On May 10, 2022, Connecticut became the fifth state in the nation to pass its own omnibus privacy legislation, joining California, Virginia, Colorado, and Utah. While Senate Bill 6, the Personal Data Privacy and Online Monitoring Act (CTDPA), shares some similarity with other state privacy laws, there are nuances to the CTDPA that add to the growing patchwork of state laws that nationwide companies will need to contend with.

Indeed, companies need to act quickly to update their compliance programs. The CTDPA is set to go into effect on July 1, 2023 - at the same time that the Colorado Privacy Act takes effect - leap-frogging ahead of the Utah Consumer Privacy Act, which takes effect on December 31, 2023. The Connecticut and Colorado laws take effect six months after the Virginia Consumer Data Protection Act (VCTDPA) and California Privacy Rights Act (CPRA), both of which have January 1, 2023 effective dates.

Below, we provide a high-level summary of the new law, including which entities the CTDPA will apply to and five key aspects that companies should be aware of as they plan their compliance strategies.

Does the CTDPA Apply to Your Organization?

The CTDPA generally applies to entities that do business in Connecticut, or that produce products or services that are targeted to Connecticut residents, and that either: (1) control or process the personal data of not less than 100,000 or more Connecticut resident consumers during the preceding calendar year; or (2) control or process the personal data of not less than 25,000 Connecticut resident consumers and  derived more than 25% of their gross revenue from the sale of personal data.

The Connecticut law exempts certain entities, including exemptions for certain nonprofit organizations. It also has exemptions related to federal privacy frameworks, including the Gramm-Leach-Bliley Act (GLBA) provisions; the Health Information Portability and Accountability Act (HIPAA), and the Family Educational Rights and Privacy Act (FERPA).

5 Key Aspects of the CTDPA

1. Consumer Rights.  The CTDPA establishes five rights for Connecticut consumers, listed below. Like the laws in Virginia, Colorado, and Utah, these rights do not extend to individuals acting in a commercial or employment context.
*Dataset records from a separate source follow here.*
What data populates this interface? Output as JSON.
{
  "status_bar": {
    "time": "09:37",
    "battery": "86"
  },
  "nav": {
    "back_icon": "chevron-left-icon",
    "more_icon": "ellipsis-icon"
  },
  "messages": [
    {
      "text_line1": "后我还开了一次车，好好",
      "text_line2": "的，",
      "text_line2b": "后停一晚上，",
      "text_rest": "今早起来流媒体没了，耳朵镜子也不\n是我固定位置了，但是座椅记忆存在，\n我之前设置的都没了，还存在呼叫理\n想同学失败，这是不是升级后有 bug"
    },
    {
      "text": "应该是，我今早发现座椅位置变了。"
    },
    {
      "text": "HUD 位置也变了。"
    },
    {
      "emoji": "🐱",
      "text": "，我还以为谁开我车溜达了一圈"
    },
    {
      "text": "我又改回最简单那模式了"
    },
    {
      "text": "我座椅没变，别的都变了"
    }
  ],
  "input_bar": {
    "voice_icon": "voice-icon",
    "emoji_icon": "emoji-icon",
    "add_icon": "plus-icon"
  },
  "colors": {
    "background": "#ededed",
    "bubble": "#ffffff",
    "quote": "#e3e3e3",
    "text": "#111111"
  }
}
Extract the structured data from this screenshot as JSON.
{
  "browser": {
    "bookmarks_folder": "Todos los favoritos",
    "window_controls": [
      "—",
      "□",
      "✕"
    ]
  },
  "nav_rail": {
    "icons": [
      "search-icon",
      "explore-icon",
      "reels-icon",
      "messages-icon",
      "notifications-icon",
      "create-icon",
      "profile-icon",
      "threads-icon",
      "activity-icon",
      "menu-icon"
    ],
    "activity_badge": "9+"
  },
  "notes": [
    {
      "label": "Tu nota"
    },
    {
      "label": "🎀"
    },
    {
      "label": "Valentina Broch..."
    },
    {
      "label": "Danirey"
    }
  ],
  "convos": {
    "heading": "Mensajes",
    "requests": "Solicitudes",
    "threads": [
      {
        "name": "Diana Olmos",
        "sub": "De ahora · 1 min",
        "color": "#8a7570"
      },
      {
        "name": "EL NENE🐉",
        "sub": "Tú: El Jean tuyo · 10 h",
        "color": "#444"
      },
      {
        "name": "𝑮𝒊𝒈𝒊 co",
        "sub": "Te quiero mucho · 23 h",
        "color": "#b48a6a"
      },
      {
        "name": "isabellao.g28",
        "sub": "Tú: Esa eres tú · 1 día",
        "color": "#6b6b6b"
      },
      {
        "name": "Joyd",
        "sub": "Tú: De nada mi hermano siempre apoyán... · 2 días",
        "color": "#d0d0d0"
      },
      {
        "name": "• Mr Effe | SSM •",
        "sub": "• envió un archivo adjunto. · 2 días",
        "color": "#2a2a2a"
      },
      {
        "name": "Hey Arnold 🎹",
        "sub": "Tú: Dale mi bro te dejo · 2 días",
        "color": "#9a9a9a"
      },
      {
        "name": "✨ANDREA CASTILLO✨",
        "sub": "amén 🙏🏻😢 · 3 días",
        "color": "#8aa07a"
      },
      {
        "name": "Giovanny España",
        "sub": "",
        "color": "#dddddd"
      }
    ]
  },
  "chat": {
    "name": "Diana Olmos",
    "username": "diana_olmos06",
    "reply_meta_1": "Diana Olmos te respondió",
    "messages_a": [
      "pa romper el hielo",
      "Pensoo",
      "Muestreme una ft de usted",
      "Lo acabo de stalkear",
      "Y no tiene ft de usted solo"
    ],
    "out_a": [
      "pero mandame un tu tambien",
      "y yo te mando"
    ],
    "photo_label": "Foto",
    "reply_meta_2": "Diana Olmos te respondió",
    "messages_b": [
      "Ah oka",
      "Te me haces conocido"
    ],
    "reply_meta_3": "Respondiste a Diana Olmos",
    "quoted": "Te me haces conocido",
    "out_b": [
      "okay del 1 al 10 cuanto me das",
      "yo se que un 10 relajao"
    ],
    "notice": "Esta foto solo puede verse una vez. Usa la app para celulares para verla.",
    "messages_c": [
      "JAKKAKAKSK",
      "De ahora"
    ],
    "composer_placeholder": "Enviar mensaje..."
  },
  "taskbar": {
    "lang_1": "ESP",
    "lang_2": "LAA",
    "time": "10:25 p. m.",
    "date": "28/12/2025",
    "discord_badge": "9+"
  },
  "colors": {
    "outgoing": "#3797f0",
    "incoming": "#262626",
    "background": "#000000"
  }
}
  • Right to opt out: Consumers have the right to opt out of the processing of their personal data for purposes of targeted advertising, the sale of personal data, or profiling in furtherance of solely automated decisions that produce legal or similarly significant effects.
  • Right to know/access: Consumers have the right to confirm whether or not a data controller is processing the consumer's personal data and to access that personal data.
  • Right to correction: Consumers have the right to correct inaccuracies in their personal data, taking into account the nature of the personal data and the purposes for which it is processed.
  • Right to deletion: Consumers have the right to delete personal data provided by, or obtained about, the consumer.
  • Right to data portability: When exercising their right to access, consumers have the right to obtain their personal data in a portable and readily usable format that allows the consumer to easily transmit the data to another entity.

2. Obligations on Data Controllers.  Under the CTPDA, controllers of personal data are subject to a number of duties, including obligations to:

  • Provide consumers with privacy notices;
  • Provide an opt-out link and mechanism;
  • Maintain reasonable security practices regarding personal data;
  • Provide consumers with notice and seek opt-in consent before processing sensitive data;
  • Offer consumers an appeal process when a consumer request is denied;
  • Not discriminate against consumers that exercise their rights; and
  • Conduct privacy risk assessments for certain activities.

Additionally, a controller must also enter into a contract with a processor that sets out certain criteria for the personal data that will be processed, and how that data will be processed and retained, among other things.

3. Opt-Out Preference Signal.  Like the Colorado law, the new CTDPA will require a controller to offer an opt-out preference signal that allows a consumer to opt out of any processing of the consumer's personal data for the purposes of targeted advertising, or any sale of such personal data. However, this provision of the law has a delayed implementation deadline of January 1, 2025.

4. Sunsetting Right to Cure.  The Attorney General, prior to initiating any action for a violation, must issue a notice of violation to the controller if the Attorney General determines that a cure is possible. If the controller fails to cure such violation within 60 days, the AG may initiate an action. The right to cure sunsets on December 31, 2024.

5. Study Task Force.  The CTDPA also creates a task force to study, among other potential topics, algorithmic decision-making, children's data, and possible legislation that would expand the state's consumer privacy rights. The task force is set to convene no later than September 1, 2022 and is expected to submit a report on its findings and recommendations no later than January 1, 2023.

The content of this article is intended to provide a general guide to the subject matter. Specialist advice should be sought about your specific circumstances.